Community members donated water and snacks for the canvassers, and the Northside Church of Christ was open for volunteers to pray or use the restroom.
Wallace said the community should pressure the police to respond more.
“I feel like there is more being done now, but we’re coming into week three,” Wallace said. “She’s a missing teen. She’s a 14 year old, and she’s missing and endangered. I wish that we could focus on that instead of insisting she’s run away.”
“I also feel like there’s no police presence today helping,” she said.
Wallace said Marupally ran away before, but only for a day.
“This is a totally different situation … and it’s winter. She has no cellphone, she’s 14, she has no social media.”
“I have been told by the police that the chief has said there will be no press conference for this child, and that’s very perplexing to make a statement on that … for a case that is active, for a community that’s begging to help bring this child home.”
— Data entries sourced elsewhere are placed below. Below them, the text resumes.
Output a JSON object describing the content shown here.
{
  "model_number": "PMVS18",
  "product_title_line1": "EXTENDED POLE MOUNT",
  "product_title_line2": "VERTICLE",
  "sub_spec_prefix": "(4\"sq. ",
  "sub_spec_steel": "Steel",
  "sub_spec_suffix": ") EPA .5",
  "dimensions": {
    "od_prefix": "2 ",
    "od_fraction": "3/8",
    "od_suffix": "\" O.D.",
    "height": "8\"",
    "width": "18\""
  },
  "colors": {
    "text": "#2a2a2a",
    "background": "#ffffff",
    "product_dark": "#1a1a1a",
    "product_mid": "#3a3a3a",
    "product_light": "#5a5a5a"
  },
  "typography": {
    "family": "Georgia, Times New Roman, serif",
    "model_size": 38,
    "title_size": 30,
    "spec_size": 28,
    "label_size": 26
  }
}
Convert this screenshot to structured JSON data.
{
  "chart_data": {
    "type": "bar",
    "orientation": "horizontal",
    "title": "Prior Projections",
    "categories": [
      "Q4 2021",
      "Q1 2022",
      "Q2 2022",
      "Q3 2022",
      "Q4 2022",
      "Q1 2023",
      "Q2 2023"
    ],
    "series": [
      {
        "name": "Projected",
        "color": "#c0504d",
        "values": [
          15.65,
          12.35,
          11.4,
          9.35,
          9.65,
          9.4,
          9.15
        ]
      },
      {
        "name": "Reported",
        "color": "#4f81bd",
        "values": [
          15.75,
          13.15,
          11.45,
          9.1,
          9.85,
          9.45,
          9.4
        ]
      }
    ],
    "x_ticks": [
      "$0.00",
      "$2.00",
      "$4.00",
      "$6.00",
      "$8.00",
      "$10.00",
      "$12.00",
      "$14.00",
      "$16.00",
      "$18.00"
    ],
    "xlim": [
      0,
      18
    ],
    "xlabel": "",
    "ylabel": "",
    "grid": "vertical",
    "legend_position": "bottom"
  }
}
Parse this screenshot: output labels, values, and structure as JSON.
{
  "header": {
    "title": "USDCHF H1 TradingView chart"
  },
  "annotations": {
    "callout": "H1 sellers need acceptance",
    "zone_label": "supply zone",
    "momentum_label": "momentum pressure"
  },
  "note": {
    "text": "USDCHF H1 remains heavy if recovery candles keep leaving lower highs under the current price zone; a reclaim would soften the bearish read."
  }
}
Wallace, gesturing to the street behind her, said, “Davis was the last street she was seen on. The railroad tracks are right down here. We didn’t know, did she cross the railroad, or did she go on either side of the railroad?”
Wallace said she wanted to know if a nearby apartment complex’s cameras had seen Marupally.
“I called them and asked about the footage 13 days in. No one had known. No police officer had spoken to them. It is the very next camera she would have been caught on,” she said, adding that the camera’s angle was too low to show someone walking by the tracks anyway.
“When I asked the police about that, he just said, we just must have missed that. But I asked him also, then tell me how many videos have been viewed. How many Ring videos of residences have been viewed? And he said zero,” Wallace said.
Wallace said she’s received hundreds of Facebook messages offering to help and that the community’s been amazing.
“I raised money to put up billboards and buy banners, and we were able to afford two billboards, like 20 banners, some magnets. But, then probably six to seven more people have donated digital billboards, just free,” Wallace said.
She said, “The community has really risen, and I think it’s because they feel like, why has enough not been done?”